Publicado em Comportamento

Não sei lidar com dinheiro

A situação econômica do Brasil inspira cuidados. A maioria dos economistas alerta: estamos entrando em uma fase recessiva.  Apesar desse inegável dado de realidade, mudar a própria relação com o dinheiro não é fácil.  A queixa de não saber lidar com dinheiro é bastante comum, embora os motivos possam ser diferentes. Vou examinar aqui duas atitudes opostas que podem abranger um número bastante amplo de casos.

Para alguns, isto significa uma tendência crônica ao endividamento e uma dificuldade para poupar, controlando seus gastos.
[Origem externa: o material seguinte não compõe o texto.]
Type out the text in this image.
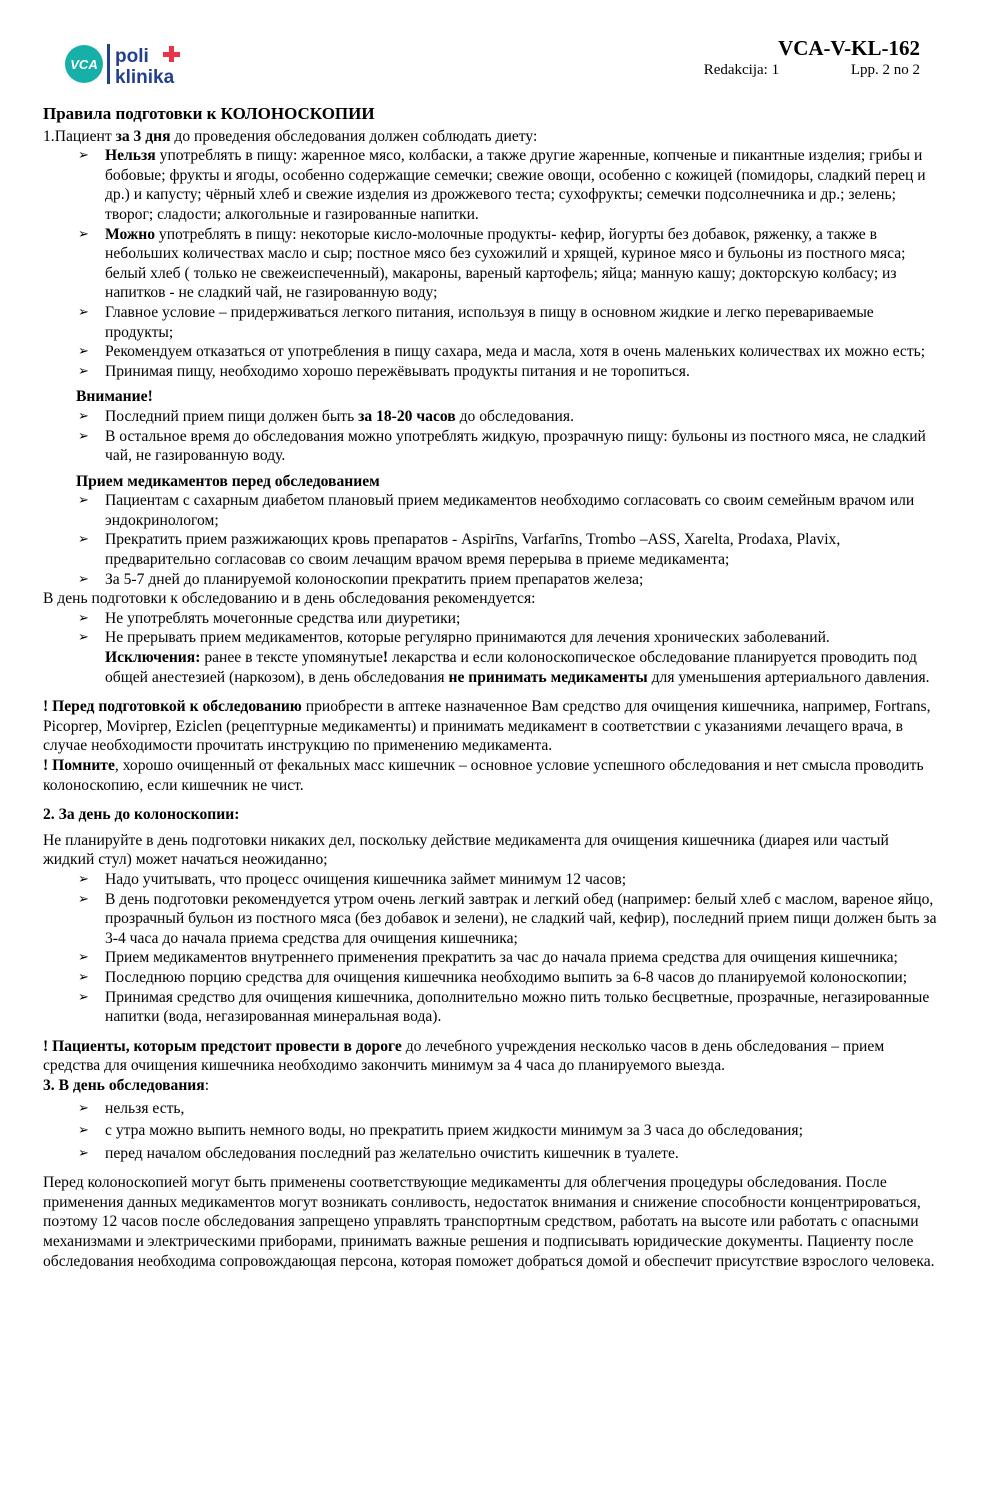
VCA poli
klinika
VCA-V-KL-162
Redakcija: 1	Lpp. 2 no 2

Правила подготовки к КОЛОНОСКОПИИ

1.Пациент за 3 дня до проведения обследования должен соблюдать диету:

➢ Нельзя употреблять в пищу: жаренное мясо, колбаски, а также другие жаренные, копченые и пикантные изделия; грибы и бобовые; фрукты и ягоды, особенно содержащие семечки; свежие овощи, особенно с кожицей (помидоры, сладкий перец и др.) и капусту; чёрный хлеб и свежие изделия из дрожжевого теста; сухофрукты; семечки подсолнечника и др.; зелень; творог; сладости; алкогольные и газированные напитки.
➢ Можно употреблять в пищу: некоторые кисло-молочные продукты- кефир, йогурты без добавок, ряженку, а также в небольших количествах масло и сыр; постное мясо без сухожилий и хрящей, куриное мясо и бульоны из постного мяса; белый хлеб ( только не свежеиспеченный), макароны, вареный картофель; яйца; манную кашу; докторскую колбасу; из напитков - не сладкий чай, не газированную воду;
➢ Главное условие – придерживаться легкого питания, используя в пищу в основном жидкие и легко перевариваемые продукты;
➢ Рекомендуем отказаться от употребления в пищу сахара, меда и масла, хотя в очень маленьких количествах их можно есть;
➢ Принимая пищу, необходимо хорошо пережёвывать продукты питания и не торопиться.

Внимание!

➢ Последний прием пищи должен быть за 18-20 часов до обследования.
➢ В остальное время до обследования можно употреблять жидкую, прозрачную пищу: бульоны из постного мяса, не сладкий чай, не газированную воду.

Прием медикаментов перед обследованием

➢ Пациентам с сахарным диабетом плановый прием медикаментов необходимо согласовать со своим семейным врачом или эндокринологом;
➢ Прекратить прием разжижающих кровь препаратов - Aspirīns, Varfarīns, Trombo –ASS, Xarelta, Prodaxa, Plavix, предварительно согласовав со своим лечащим врачом время перерыва в приеме медикамента;
➢ За 5-7 дней до планируемой колоноскопии прекратить прием препаратов железа;

В день подготовки к обследованию и в день обследования рекомендуется:

➢ Не употреблять мочегонные средства или диуретики;
➢ Не прерывать прием медикаментов, которые регулярно принимаются для лечения хронических заболеваний.
Исключения: ранее в тексте упомянутые! лекарства и если колоноскопическое обследование планируется проводить под общей анестезией (наркозом), в день обследования не принимать медикаменты для уменьшения артериального давления.

! Перед подготовкой к обследованию приобрести в аптеке назначенное Вам средство для очищения кишечника, например, Fortrans, Picoprep, Moviprep, Eziclen (рецептурные медикаменты) и принимать медикамент в соответствии с указаниями лечащего врача, в случае необходимости прочитать инструкцию по применению медикамента.

! Помните, хорошо очищенный от фекальных масс кишечник – основное условие успешного обследования и нет смысла проводить колоноскопию, если кишечник не чист.

2. За день до колоноскопии:

Не планируйте в день подготовки никаких дел, поскольку действие медикамента для очищения кишечника (диарея или частый жидкий стул) может начаться неожиданно;

➢ Надо учитывать, что процесс очищения кишечника займет минимум 12 часов;
➢ В день подготовки рекомендуется утром очень легкий завтрак и легкий обед (например: белый хлеб с маслом, вареное яйцо, прозрачный бульон из постного мяса (без добавок и зелени), не сладкий чай, кефир), последний прием пищи должен быть за 3-4 часа до начала приема средства для очищения кишечника;
➢ Прием медикаментов внутреннего применения прекратить за час до начала приема средства для очищения кишечника;
➢ Последнюю порцию средства для очищения кишечника необходимо выпить за 6-8 часов до планируемой колоноскопии;
➢ Принимая средство для очищения кишечника, дополнительно можно пить только бесцветные, прозрачные, негазированные напитки (вода, негазированная минеральная вода).

! Пациенты, которым предстоит провести в дороге до лечебного учреждения несколько часов в день обследования – прием средства для очищения кишечника необходимо закончить минимум за 4 часа до планируемого выезда.

3. В день обследования:

➢ нельзя есть,
➢ с утра можно выпить немного воды, но прекратить прием жидкости минимум за 3 часа до обследования;
➢ перед началом обследования последний раз желательно очистить кишечник в туалете.

Перед колоноскопией могут быть применены соответствующие медикаменты для облегчения процедуры обследования. После применения данных медикаментов могут возникать сонливость, недостаток внимания и снижение способности концентрироваться, поэтому 12 часов после обследования запрещено управлять транспортным средством, работать на высоте или работать с опасными механизмами и электрическими приборами, принимать важные решения и подписывать юридические документы. Пациенту после обследования необходима сопровождающая персона, которая поможет добраться домой и обеспечит присутствие взрослого человека.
No outro extremo há quem não consegue se “apropriar” do dinheiro ganho com seu trabalho. É o caso de quem faz investimentos duvidosos, ou não consegue negar de emprestar suas suadas economias a desavisados amigos e familiares, mesmo sabendo que, na maioria dos casos, o dinheiro nunca será devolvido. No caso de profissionais liberais, há ainda quem não consegue “cobrar” uma justa remuneração por seus serviços, ou, se for empregado, ir para o mercado em busca de um salário melhor. Em todos esses casos estamos falando de situações psicologicamente diferentes, embora tenham em comum a dificuldade de lidar com o dinheiro.